The Virginian-Pilot
                             THE VIRGINIAN-PILOT 
              Copyright (c) 1996, Landmark Communications, Inc.

DATE: Saturday, April 20, 1996               TAG: 9604200368
SECTION: FRONT                    PAGE: A14  EDITION: FINAL 
SOURCE: KNIGHT-RIDDER NEWS SERVICE 
DATELINE: WASHINGTON                         LENGTH: Medium:   57 lines

DOLE LASHES OUT AT BAR ASSOCIATION, CLINTON'S JUDICIAL APPOINTEES

Trying to recapture the law-and-order issue from President Clinton, Sen.
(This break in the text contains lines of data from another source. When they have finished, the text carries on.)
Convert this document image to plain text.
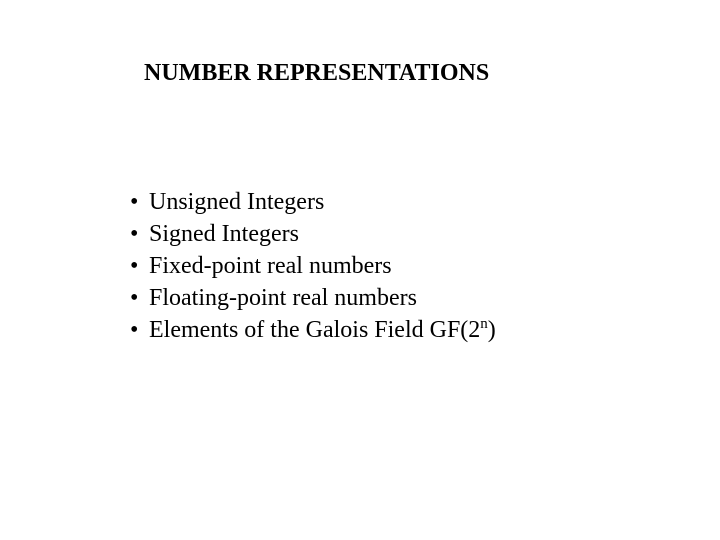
NUMBER REPRESENTATIONS
• Unsigned Integers
• Signed Integers
• Fixed-point real numbers
• Floating-point real numbers
• Elements of the Galois Field GF(2$^n$)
Bob Dole on Friday berated the American Bar Association and Clinton's judicial appointees as lenient liberals who together have protected the rights of violent criminals over their victims.

Laying out a major plank of his presidential campaign, the likely Republican nominee charged that several federal judges appointed by Clinton have shown ``an outright hostility to law enforcement.'' Dole also warned that re-electing the president would lead to more rulings that rip down the ``guard rails'' intended to protect society from criminals.
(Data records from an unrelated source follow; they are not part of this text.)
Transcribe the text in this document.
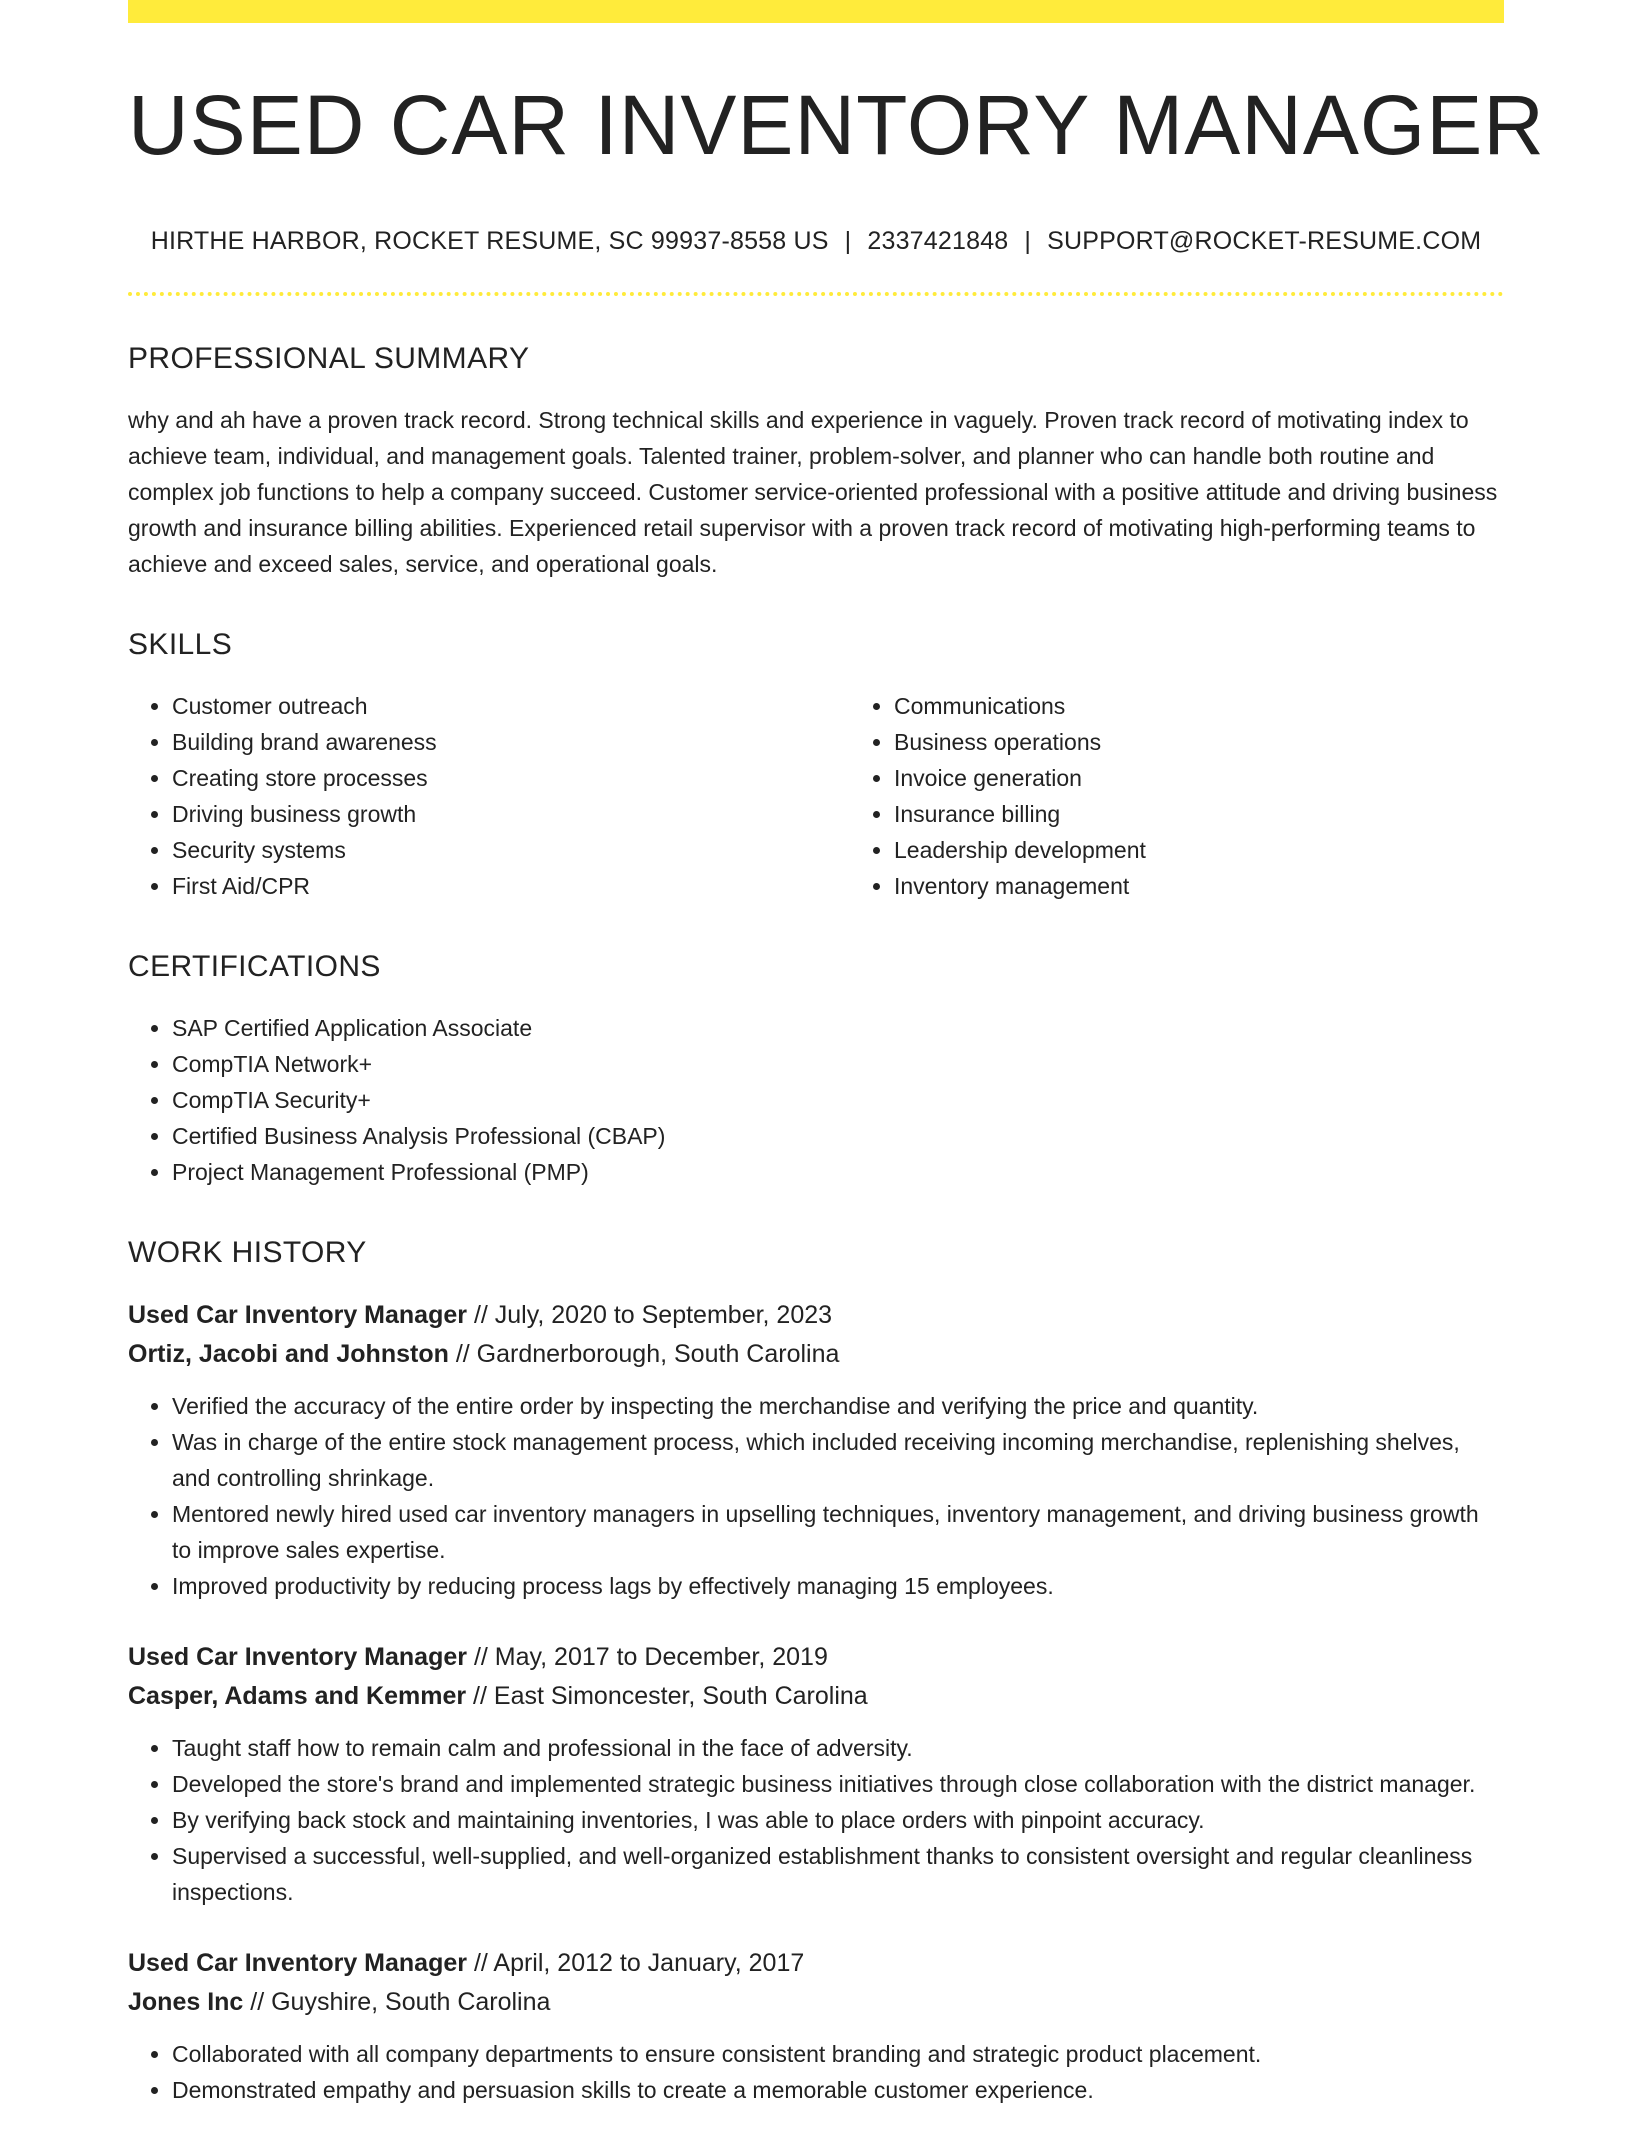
USED CAR INVENTORY MANAGER
HIRTHE HARBOR, ROCKET RESUME, SC 99937-8558 US | 2337421848 | SUPPORT@ROCKET-RESUME.COM
PROFESSIONAL SUMMARY

why and ah have a proven track record. Strong technical skills and experience in vaguely. Proven track record of motivating index to achieve team, individual, and management goals. Talented trainer, problem-solver, and planner who can handle both routine and complex job functions to help a company succeed. Customer service-oriented professional with a positive attitude and driving business growth and insurance billing abilities. Experienced retail supervisor with a proven track record of motivating high-performing teams to achieve and exceed sales, service, and operational goals.

SKILLS
• Customer outreach
• Building brand awareness
• Creating store processes
• Driving business growth
• Security systems
• First Aid/CPR
• Communications
• Business operations
• Invoice generation
• Insurance billing
• Leadership development
• Inventory management
CERTIFICATIONS
• SAP Certified Application Associate
• CompTIA Network+
• CompTIA Security+
• Certified Business Analysis Professional (CBAP)
• Project Management Professional (PMP)
WORK HISTORY
Used Car Inventory Manager // July, 2020 to September, 2023
Ortiz, Jacobi and Johnston // Gardnerborough, South Carolina
• Verified the accuracy of the entire order by inspecting the merchandise and verifying the price and quantity.
• Was in charge of the entire stock management process, which included receiving incoming merchandise, replenishing shelves, and controlling shrinkage.
• Mentored newly hired used car inventory managers in upselling techniques, inventory management, and driving business growth to improve sales expertise.
• Improved productivity by reducing process lags by effectively managing 15 employees.
Used Car Inventory Manager // May, 2017 to December, 2019
Casper, Adams and Kemmer // East Simoncester, South Carolina
• Taught staff how to remain calm and professional in the face of adversity.
• Developed the store's brand and implemented strategic business initiatives through close collaboration with the district manager.
• By verifying back stock and maintaining inventories, I was able to place orders with pinpoint accuracy.
• Supervised a successful, well-supplied, and well-organized establishment thanks to consistent oversight and regular cleanliness inspections.
Used Car Inventory Manager // April, 2012 to January, 2017
Jones Inc // Guyshire, South Carolina
• Collaborated with all company departments to ensure consistent branding and strategic product placement.
• Demonstrated empathy and persuasion skills to create a memorable customer experience.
``America has a choice this November,'' Dole told the American Society of Newspaper Editors during a luncheon address. ``We will continue down the path this administration has set us on - a liberal experimentation in our courts - or we'll regain the common sense and the common wisdom contained in the very clearly written prose of our Constitution.''

Dole targeted four Clinton appointees, calling them an ``all-star team of liberal leniency,'' and said that just one more Clinton appointment to the Supreme Court could make it ``the most liberal court since the Warren Court of the 1960s.'' Dole has voted for most of Clinton's nominees, including those for the Supreme Court.
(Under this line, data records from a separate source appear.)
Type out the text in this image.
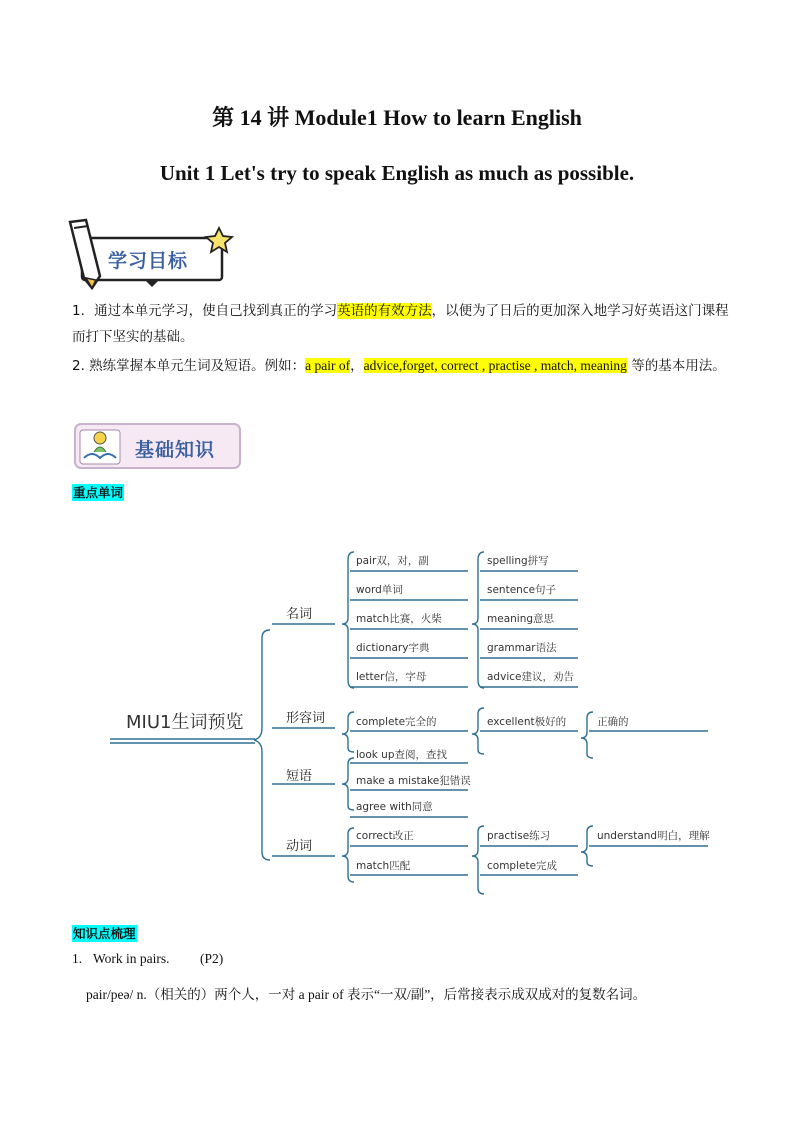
第 14 讲 Module1 How to learn English
Unit 1 Let's try to speak English as much as possible.
学习目标
基础知识
1．通过本单元学习，使自己找到真正的学习英语的有效方法，以便为了日后的更加深入地学习好英语这门课程而打下坚实的基础。
2. 熟练掌握本单元生词及短语。例如：a pair of，advice,forget, correct , practise , match, meaning 等的基本用法。
重点单词
MIU1生词预览
名词
形容词
短语
动词
pair双，对，副
word单词
match比赛，火柴
dictionary字典
letter信，字母
spelling拼写
sentence句子
meaning意思
grammar语法
advice建议，劝告
complete完全的	excellent极好的	正确的
look up查阅，查找
make a mistake犯错误
agree with同意
correct改正
match匹配
practise练习
complete完成
understand明白，理解
知识点梳理
1. Work in pairs. (P2)
pair/peə/ n.（相关的）两个人，一对 a pair of 表示“一双/副”，后常接表示成双成对的复数名词。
The Senate majority leader told newspaper editors from across the country that the ABA has a record of ``liberal activism'' and should be stripped of its role of reviewing potential judicial appointees.

If elected, Dole said he would appoint a non-partisan panel that would include police, prosecutors, victims and legal scholars to advise him on judicial appointments.

The Clinton campaign and the bar association responded by accusing Dole of playing politics and picking a bad day to do it - the first anniversary of the bombing that killed 168 people at the federal building in Oklahoma City.

Dole lashed out at four judges appointed by Clinton - District Judges Harold Baer of New York and Leonie Brinkema of Alexandria, Va.; and appellate Judges Rosemary Barkett of Miami and H. Lee Sarokin of Newark, N.J. - who he said ``seem intent on dismantling the rule of law from the bench.''

In response to a question, Dole said he voted against the appointments of Sarokin and Barkett, but for the other two. He explained that the Senate's confirmation process doesn't always allow for careful decision making. ILLUSTRATION: NORFOLK JUDGE ON LIST

District Judge Raymond Jackson of Norfolk was among those on Dole's

so-called ``Hall of Shame'' list of Clinton appointees. The reason,

a fact sheet said, is that Jackson dismissed federal charges against

a youth charged with armed robbery because he said there was no

federal interest in prosecuting the youth.